Um sul-africano nordestino
 
          A campanha foi alicerçada no ódio através de repetidas mentiras, não importava por quais meios: na TV, nos jornais, na mídia, nas escolas, nas igrejas e até nos momentos mais sagrados da família, como à mesa do almoço ou do jantar. Tudo em nome da ideologia sectária, até por parte de quem, contraditoriamente, afirma o desaparecimento da ideologia: “Ideologia não existe mais”, praticando-a. E, com a aparente vitória do ódio, sente-se que, para se manter o adquirido ou status quo, investe-se na continuação de uma massificação rancorosa, como se os odientos temessem que o ódio não tenha vencido. Temos observado que, democraticamente, afirmam-se no poder os que se propõem à tarefa de servir, e assim encantam, agradam, mesmo sendo, injustamente, objetos indiretos do ódio, a exemplo do sul-africano Nelson Mandela que atuava contra a discriminação no seu país; ter-lhe-iam certamente dito o jargão verbalizado pela raiva: “Vou acabar com a sua raça”. Tais ameaças ao bem, por si só, não se sustentam, também porque quem odeia, quem se vinga, mesmo quando consegue pouco dos seus objetivos, não se sente feliz...
          No entanto Mandela, preso sem qualquer culpa cabal comprovada, era feliz, mesmo brutalmente humilhado, nunca perdeu sua decência, sua altivez, sempre aclamado pelo povo do seu país e internacionalmente respeitado e homenageado, mesmo quando ainda trancado na cadeia. Se não fosse perseguido pelo ódio de uma inconformada e inconsequente minoria, jamais ele teria sido preso. Finalmente, depois de 27 anos de prisão, ele foi solto pelo clamor das multidões e voltou às ruas, tranquilo, sem desejo de revanche. Indicado e eleito pela expressiva vontade do povo, aceitou governar o seu país e seguiu o plano da benevolência. E ao tomar posse nessa sua prestigiada e alta função de Presidente, ofereceram-lhe um banquete, quando ele fez sentarem, ao seu lado, um à esquerda e o outro à direita, seus dois algozes do longo período de prisão. Carcereiros esses que sempre repetiam, pelos corredores do cárcere, ser Mandela um homem de bem e inocente, o contrário do juiz que o tinha encarcerado, sem provas, maquinando apenas levianas suposições... É imensa, à vergonha de quem honestamente julga, a relação dos grandes homens e das grandes mulheres, heróis e heroínas, que foram prisioneiros ou prisioneiras por sentença da inJustiça.

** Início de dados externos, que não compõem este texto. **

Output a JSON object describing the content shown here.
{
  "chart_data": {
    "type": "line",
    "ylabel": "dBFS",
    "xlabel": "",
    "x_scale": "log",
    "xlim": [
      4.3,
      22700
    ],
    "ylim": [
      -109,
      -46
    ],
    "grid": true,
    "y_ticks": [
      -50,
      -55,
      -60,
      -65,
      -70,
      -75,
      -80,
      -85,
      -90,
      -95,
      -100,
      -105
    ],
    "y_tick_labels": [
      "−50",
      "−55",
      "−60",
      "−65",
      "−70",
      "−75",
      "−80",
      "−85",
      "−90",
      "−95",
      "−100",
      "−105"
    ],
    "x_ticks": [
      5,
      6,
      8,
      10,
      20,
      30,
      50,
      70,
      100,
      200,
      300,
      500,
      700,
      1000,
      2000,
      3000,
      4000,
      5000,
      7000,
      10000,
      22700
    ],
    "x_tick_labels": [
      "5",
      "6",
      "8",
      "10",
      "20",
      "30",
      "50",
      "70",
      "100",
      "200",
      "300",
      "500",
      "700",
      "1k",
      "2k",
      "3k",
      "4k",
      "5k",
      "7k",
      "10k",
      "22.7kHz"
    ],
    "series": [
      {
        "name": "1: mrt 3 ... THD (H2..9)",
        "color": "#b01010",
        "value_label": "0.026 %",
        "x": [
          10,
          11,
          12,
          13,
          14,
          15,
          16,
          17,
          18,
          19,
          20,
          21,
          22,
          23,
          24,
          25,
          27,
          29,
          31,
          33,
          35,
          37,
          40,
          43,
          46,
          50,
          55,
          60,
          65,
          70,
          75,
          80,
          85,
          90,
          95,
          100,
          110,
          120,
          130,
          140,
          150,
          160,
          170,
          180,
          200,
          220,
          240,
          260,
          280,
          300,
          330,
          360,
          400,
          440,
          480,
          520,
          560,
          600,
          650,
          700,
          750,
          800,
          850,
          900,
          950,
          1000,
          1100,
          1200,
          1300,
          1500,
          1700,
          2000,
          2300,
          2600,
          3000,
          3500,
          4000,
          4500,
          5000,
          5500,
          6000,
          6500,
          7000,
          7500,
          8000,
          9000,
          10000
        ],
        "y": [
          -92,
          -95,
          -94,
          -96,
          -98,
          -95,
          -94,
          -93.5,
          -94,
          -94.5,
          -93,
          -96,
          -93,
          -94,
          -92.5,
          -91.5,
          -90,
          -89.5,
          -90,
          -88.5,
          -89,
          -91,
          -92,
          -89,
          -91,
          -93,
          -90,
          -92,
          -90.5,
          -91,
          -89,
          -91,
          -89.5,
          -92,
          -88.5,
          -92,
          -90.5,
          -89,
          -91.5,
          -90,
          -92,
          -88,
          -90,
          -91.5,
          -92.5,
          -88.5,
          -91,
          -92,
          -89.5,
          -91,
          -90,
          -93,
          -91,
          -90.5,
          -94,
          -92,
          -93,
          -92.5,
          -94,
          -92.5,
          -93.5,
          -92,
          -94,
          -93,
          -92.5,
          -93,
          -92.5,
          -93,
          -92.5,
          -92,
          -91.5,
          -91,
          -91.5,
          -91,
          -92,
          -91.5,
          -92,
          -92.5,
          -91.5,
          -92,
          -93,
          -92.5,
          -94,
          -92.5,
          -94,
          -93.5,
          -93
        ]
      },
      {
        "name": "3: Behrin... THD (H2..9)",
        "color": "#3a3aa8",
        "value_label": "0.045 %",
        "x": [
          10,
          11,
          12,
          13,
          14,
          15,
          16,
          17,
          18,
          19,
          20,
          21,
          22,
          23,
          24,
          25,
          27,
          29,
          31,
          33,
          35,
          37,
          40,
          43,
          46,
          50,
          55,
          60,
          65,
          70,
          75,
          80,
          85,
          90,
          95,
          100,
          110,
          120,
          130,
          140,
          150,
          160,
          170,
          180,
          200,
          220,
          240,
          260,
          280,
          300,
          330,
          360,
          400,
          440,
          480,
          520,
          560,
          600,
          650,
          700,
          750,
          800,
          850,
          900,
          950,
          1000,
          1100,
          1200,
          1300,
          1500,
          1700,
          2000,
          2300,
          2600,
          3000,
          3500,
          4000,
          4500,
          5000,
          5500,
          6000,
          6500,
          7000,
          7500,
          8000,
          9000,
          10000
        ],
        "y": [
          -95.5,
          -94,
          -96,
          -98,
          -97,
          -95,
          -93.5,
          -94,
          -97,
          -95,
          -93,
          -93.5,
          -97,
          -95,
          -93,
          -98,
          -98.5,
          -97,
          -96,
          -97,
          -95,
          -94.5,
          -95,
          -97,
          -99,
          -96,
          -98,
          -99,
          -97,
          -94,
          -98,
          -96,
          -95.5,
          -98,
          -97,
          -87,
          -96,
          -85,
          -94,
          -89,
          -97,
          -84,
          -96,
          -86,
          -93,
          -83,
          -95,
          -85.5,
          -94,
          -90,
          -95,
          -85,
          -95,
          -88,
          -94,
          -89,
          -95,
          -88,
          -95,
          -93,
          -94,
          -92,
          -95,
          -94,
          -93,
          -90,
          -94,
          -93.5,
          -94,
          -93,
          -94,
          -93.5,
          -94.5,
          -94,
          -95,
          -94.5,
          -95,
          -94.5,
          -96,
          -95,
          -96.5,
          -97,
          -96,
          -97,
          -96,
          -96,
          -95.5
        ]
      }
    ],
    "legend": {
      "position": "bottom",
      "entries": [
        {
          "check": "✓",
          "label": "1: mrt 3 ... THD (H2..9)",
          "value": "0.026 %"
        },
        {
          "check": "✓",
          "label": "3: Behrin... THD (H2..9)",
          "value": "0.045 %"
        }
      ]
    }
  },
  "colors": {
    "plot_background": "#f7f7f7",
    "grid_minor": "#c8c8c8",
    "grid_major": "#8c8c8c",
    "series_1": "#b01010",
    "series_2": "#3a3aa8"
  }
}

          Fora das grades, voltou Mandela a conviver com o seu povo; sem lamentar seus sofrimentos passados na prisão, dizia palavras construtivas, como nada houvesse ocorrido ou lhe tivesse acontecido. Respeitosamente dialogando com os seus odientos perseguidores, deu lugar no poder a todas as tendências políticas da república sul-africana. Somente um homem de admirável estirpe como a de Nelson Mandela, depois de sofrer tantas malvadezas a si, à sua família e ao seu povo, perdoa. Percebe-se que o perdão geralmente irrita quem odeia, e quem perdoa pratica, sem querer, uma nobre “vingança”. Contudo, a misericórdia ou o perdão tem eloquência divina, como escreveu na sua obra “Vingança, não”, meu ex-professor Francisco Pereira Nóbrega, cronista neste espaço e confrade da cadeira 33 da APL, padre e filho de cangaceiro brutalmente assassinado : “Vingar-se é menos do que humano, porque é próprio das feras; perdoar é mais do que humano, porque é próprio de Deus”.